I haven't been this excited to read the rest of a series in a really long time. I loved this book. It's fantastically real, with a nice, even mix of down-to-earth and imaginative description. It really makes you think 'yeah, that probably is how people would act during impending worldwide doom.' Shirley Jackson's 'We Have Always Lived in the Castle' came close to this level of book love for me, especially in how often I stopped to read passages out loud to my husband. But this book went beyond that; I had to keep updating him on what was going on in the book even without having particular passages to relay. It's also the first book in a really long time that I already want to re-read.
I don't know that I've ever read a book with such a calmly, unassumingly passionate protagonist. Katniss in 'The Hunger Games' comes close, but Palace goes much farther, and I loved the character for it. The reader really sympathizes with him too, without any description or emotion being shoved down your throat, ever. I rarely cry because of a book, but one small passage here, which doesn't flat-out say why his boss calls him 'kid' but only subtly implies it... I couldn't help it. His background is heartbreaking, and you only slowly learn about it throughout the book. It's beautifully done.

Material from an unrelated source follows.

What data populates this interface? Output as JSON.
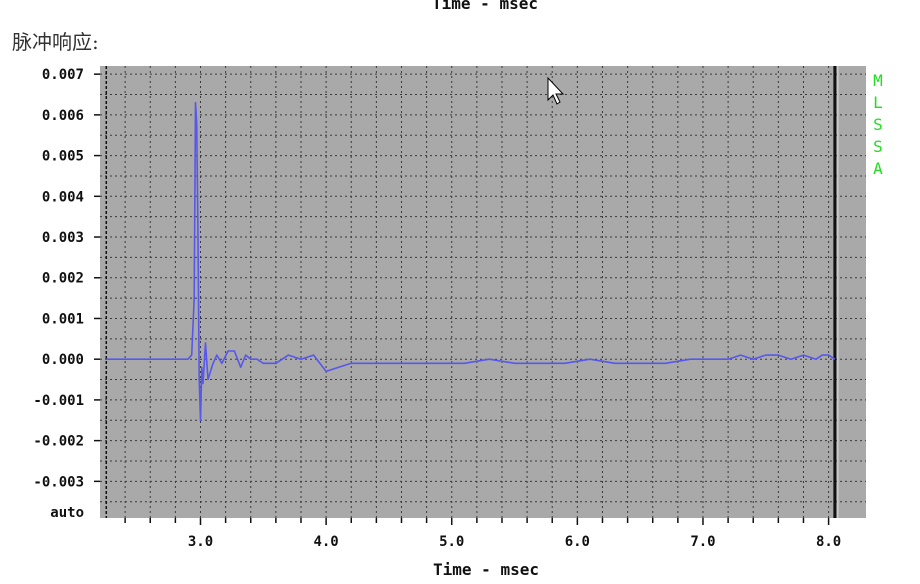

I only had two small complaints, which are why I didn't give it a straight 5 (but pretty darn close). First off, the beginning is slow and Palace is a difficult character to grasp at first, to the point that I almost quit reading the book after the first few chapters. I'm definitely happy I didn't, and without going back and re-reading the book (yet), I'm not sure if all of that was just me for some reason or if it's how the writing is at the start of the book. Either way, if you start the book and don't like it at first, keep reading. It's awesome. Second, it's possible I missed something in the book, especially since after I thought about not finishing it, I set it aside for a week or so; but I'm confused why insurance companies were paying out to the families of people who had committed suicide. I thought that was generally an automatic deal-breaker, but I might just be wrong about that, or there may have been something that explained this. But as far as my complaints go, I wasn't offended by them, and the rest of the book far outweighs the bad.
Because of the drug use and violence (neither of which are put in a good light), as well as the rare sex and swearing (which aren't particularly put in a bad light but aren't over the top), I'd recommend this book for high school and older. And I would recommend the heck out of it.